Assessment framework for local authority assurance

Page last updated: 23 February 2024


Assessing needs

Quality statement

We maximise the effectiveness of people’s care and treatment by assessing and reviewing their health, care, wellbeing and communication needs with them.

  • I have care and support that is co-ordinated, and everyone works well together and with me.
  • I have care and support that enables me to live as I want to, seeing me as a unique person with skills, strengths and goals.


People with care and support needs, including unpaid carers, those who fund or arrange their own care and communities have the best possible wellbeing outcomes. This is because:

  • their care and support needs are assessed in a timely and consistent way
  • assessments and care and support plans are co-produced, up-to-date and regularly reviewed
  • support is co-ordinated across different agencies and services
  • decisions and outcomes are transparent.

People's care and support reflects their right to choice, builds on their strengths and assets, and reflects what they want to achieve and how they wish to live their lives.

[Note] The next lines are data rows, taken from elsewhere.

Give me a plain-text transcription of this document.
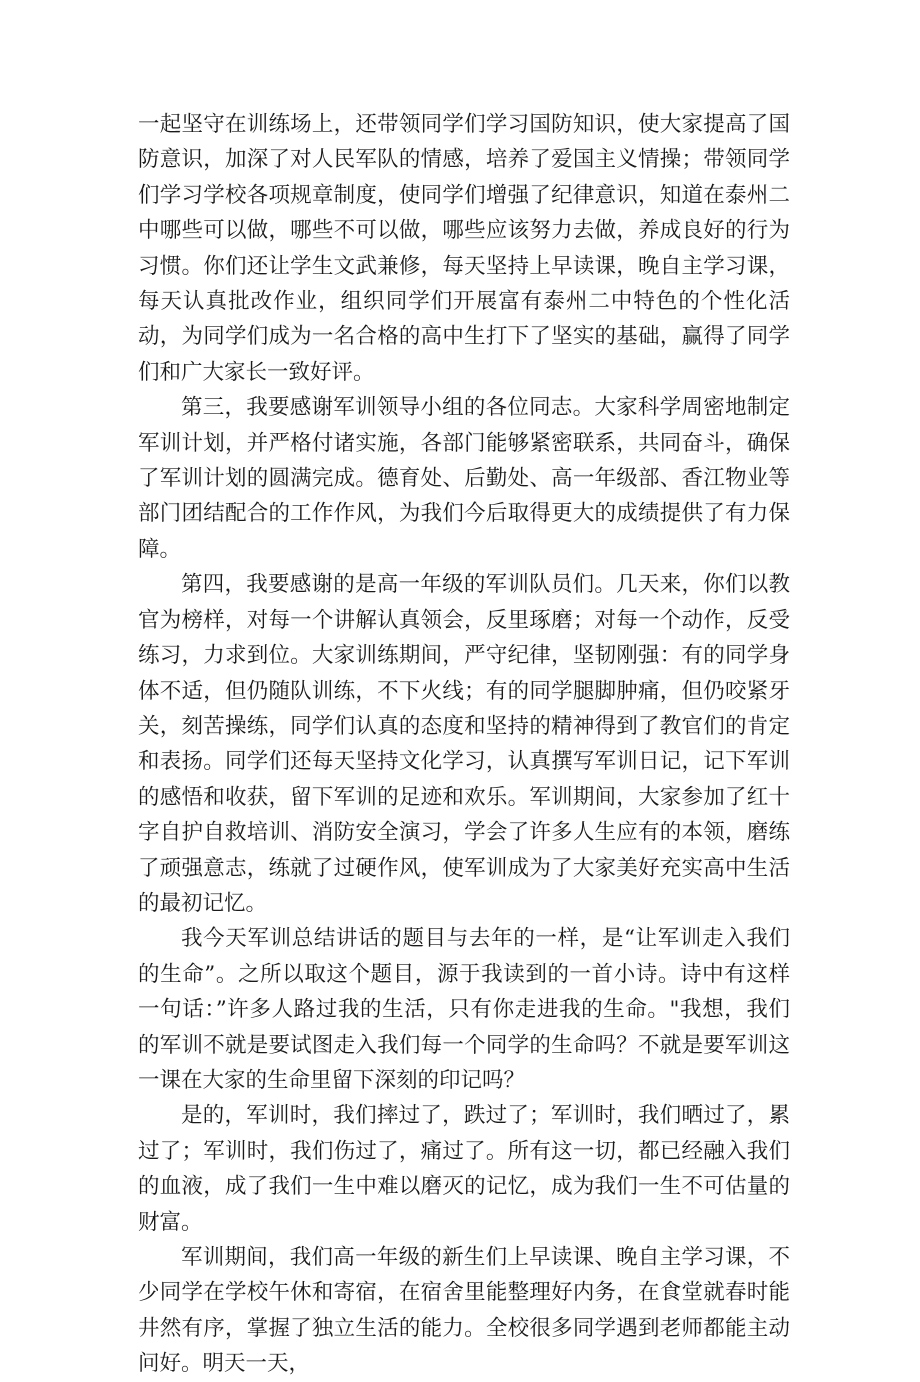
一起坚守在训练场上，还带领同学们学习国防知识，使大家提高了国防意识，加深了对人民军队的情感，培养了爱国主义情操；带领同学们学习学校各项规章制度，使同学们增强了纪律意识，知道在泰州二中哪些可以做，哪些不可以做，哪些应该努力去做，养成良好的行为习惯。你们还让学生文武兼修，每天坚持上早读课，晚自主学习课，每天认真批改作业，组织同学们开展富有泰州二中特色的个性化活动，为同学们成为一名合格的高中生打下了坚实的基础，赢得了同学们和广大家长一致好评。

第三，我要感谢军训领导小组的各位同志。大家科学周密地制定军训计划，并严格付诸实施，各部门能够紧密联系，共同奋斗，确保了军训计划的圆满完成。德育处、后勤处、高一年级部、香江物业等部门团结配合的工作作风，为我们今后取得更大的成绩提供了有力保障。

第四，我要感谢的是高一年级的军训队员们。几天来，你们以教官为榜样，对每一个讲解认真领会，反里琢磨；对每一个动作，反受练习，力求到位。大家训练期间，严守纪律，坚韧刚强：有的同学身体不适，但仍随队训练，不下火线；有的同学腿脚肿痛，但仍咬紧牙关，刻苦操练，同学们认真的态度和坚持的精神得到了教官们的肯定和表扬。同学们还每天坚持文化学习，认真撰写军训日记，记下军训的感悟和收获，留下军训的足迹和欢乐。军训期间，大家参加了红十字自护自救培训、消防安全演习，学会了许多人生应有的本领，磨练了顽强意志，练就了过硬作风，使军训成为了大家美好充实高中生活的最初记忆。

我今天军训总结讲话的题目与去年的一样，是“让军训走入我们的生命”。之所以取这个题目，源于我读到的一首小诗。诗中有这样一句话：”许多人路过我的生活，只有你走进我的生命。"我想，我们的军训不就是要试图走入我们每一个同学的生命吗？不就是要军训这一课在大家的生命里留下深刻的印记吗？

是的，军训时，我们摔过了，跌过了；军训时，我们晒过了，累过了；军训时，我们伤过了，痛过了。所有这一切，都已经融入我们的血液，成了我们一生中难以磨灭的记忆，成为我们一生不可估量的财富。

军训期间，我们高一年级的新生们上早读课、晚自主学习课，不少同学在学校午休和寄宿，在宿舍里能整理好内务，在食堂就春时能井然有序，掌握了独立生活的能力。全校很多同学遇到老师都能主动问好。明天一天，
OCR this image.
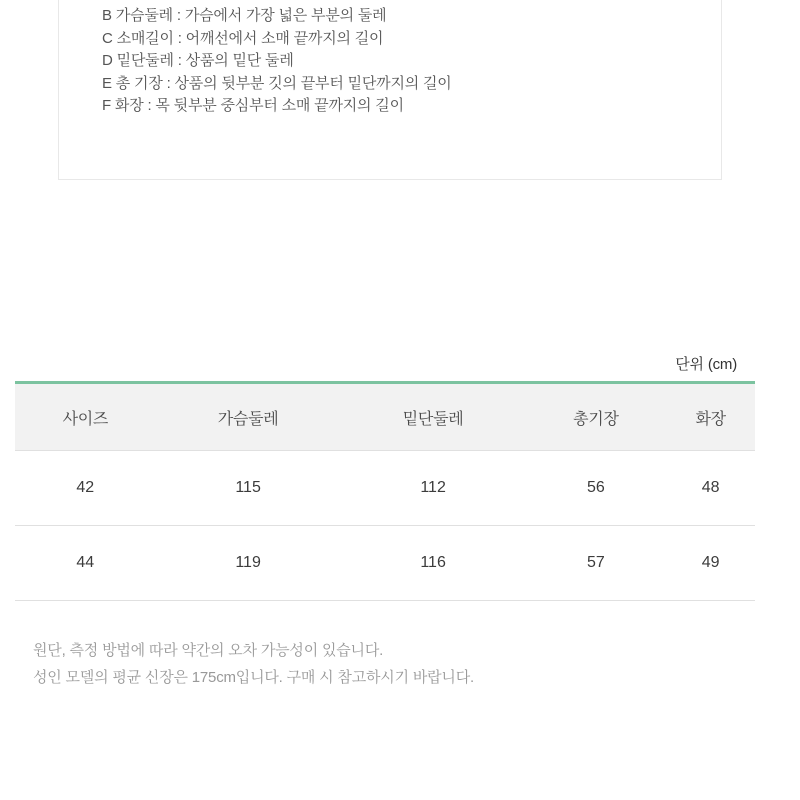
B 가슴둘레 : 가슴에서 가장 넓은 부분의 둘레
C 소매길이 : 어깨선에서 소매 끝까지의 길이
D 밑단둘레 : 상품의 밑단 둘레
E 총 기장 : 상품의 뒷부분 깃의 끝부터 밑단까지의 길이
F 화장 : 목 뒷부분 중심부터 소매 끝까지의 길이
단위 (cm)
사이즈	가슴둘레	밑단둘레	총기장	화장
42	115	112	56	48
44	119	116	57	49

원단, 측정 방법에 따라 약간의 오차 가능성이 있습니다.

성인 모델의 평균 신장은 175cm입니다. 구매 시 참고하시기 바랍니다.
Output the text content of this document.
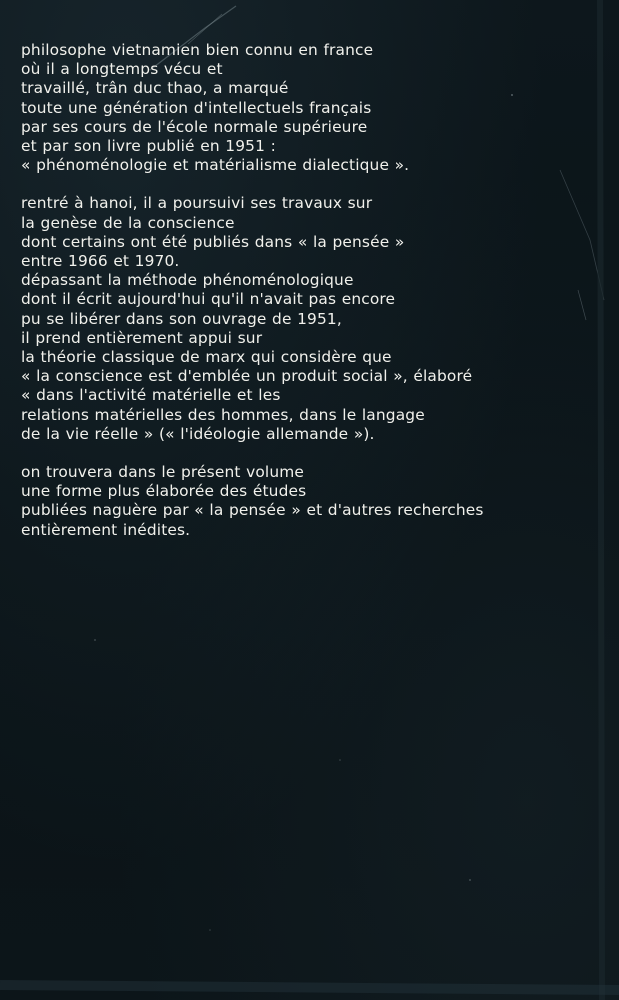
philosophe vietnamien bien connu en france
où il a longtemps vécu et
travaillé, trân duc thao, a marqué
toute une génération d'intellectuels français
par ses cours de l'école normale supérieure
et par son livre publié en 1951 :
« phénoménologie et matérialisme dialectique ».

rentré à hanoi, il a poursuivi ses travaux sur
la genèse de la conscience
dont certains ont été publiés dans « la pensée »
entre 1966 et 1970.
dépassant la méthode phénoménologique
dont il écrit aujourd'hui qu'il n'avait pas encore
pu se libérer dans son ouvrage de 1951,
il prend entièrement appui sur
la théorie classique de marx qui considère que
« la conscience est d'emblée un produit social », élaboré
« dans l'activité matérielle et les
relations matérielles des hommes, dans le langage
de la vie réelle » (« l'idéologie allemande »).

on trouvera dans le présent volume
une forme plus élaborée des études
publiées naguère par « la pensée » et d'autres recherches
entièrement inédites.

Related sections of the Care Act

Care Act 2014:

  • Section 1: Wellbeing principle
  • Sections 9-13: Assessing needs
  • Section 14(1) and (3) to (8); Section 17(1) and (3) to (13): Charging and assessing financial resources
  • Section 18(1)(a), (c); (2) to (4), (6) and (7); Section 19-20: Duties and powers to meet needs
  • Sections 24(1), (2) and 25, sections 26(1) and (3) and 27: Next steps after assessment
  • Sections 60-64: Young carer's and child's carers assessments 
  • Section 67: Independent advocacy support (involvement in assessments, plans etc.)

Required evidence

People’s experience

  • Direct feedback from:
    • people with care and support needs
    • unpaid carers
    • people who fund or arrange their own care, those close to them and their advocates
  • Feedback from people obtained by community and voluntary groups. For example:
    • advocacy groups
    • adult and young person’s carers groups
    • faith groups
    • groups representing people who are more likely to have a poorer experience of care and poorer outcomes
    • people with protected equality characteristics
  • Feedback that people have sent to the local authority and feedback it has gathered itself through surveys or focus groups
  • Feedback from CQC's Give feedback on care facility (if available)
  • Compliments and complaints
  • Healthwatch
  • Survey of Adult Carers (SACE), Adult Social Care Survey (ASCS) - see detailed metrics
  • Case tracking

Feedback from staff and leaders

  • Principal social worker
  • Principal occupational therapist
  • Local authority initial contact teams or frontline triage team
  • Assessment and care management staff, social workers and any specialist teams
  • Out-of-hours duty teams
  • Commissioners
  • Council adult social care portfolio holder
  • Overview and scrutiny committee
  • Director of adult social services
  • The local authority’s self-assessment of its performance for the quality statement

If available, feedback from the local authority’s:

  • Staff carers network
  • Staff (from surveys)
  • Local authority equality, diversity and inclusion lead(s)
  • Peer review


Feedback from partners

  • Community and voluntary sector groups, including those representing:
    • people who are more likely to have a poorer experience of care and poorer outcomes
    • people with protected equality characteristics
    • unpaid carers
  • Local health partners
  • Allied health professionals
  • Care providers
  • Health and wellbeing board
  • Advocacy providers

If available:

  • Local Government Social Care Ombudsman feedback
  • SEND reviews.
  • Reports from Ofsted for inspecting local authority children's services (ILACS)


We will not look at evidence under this category.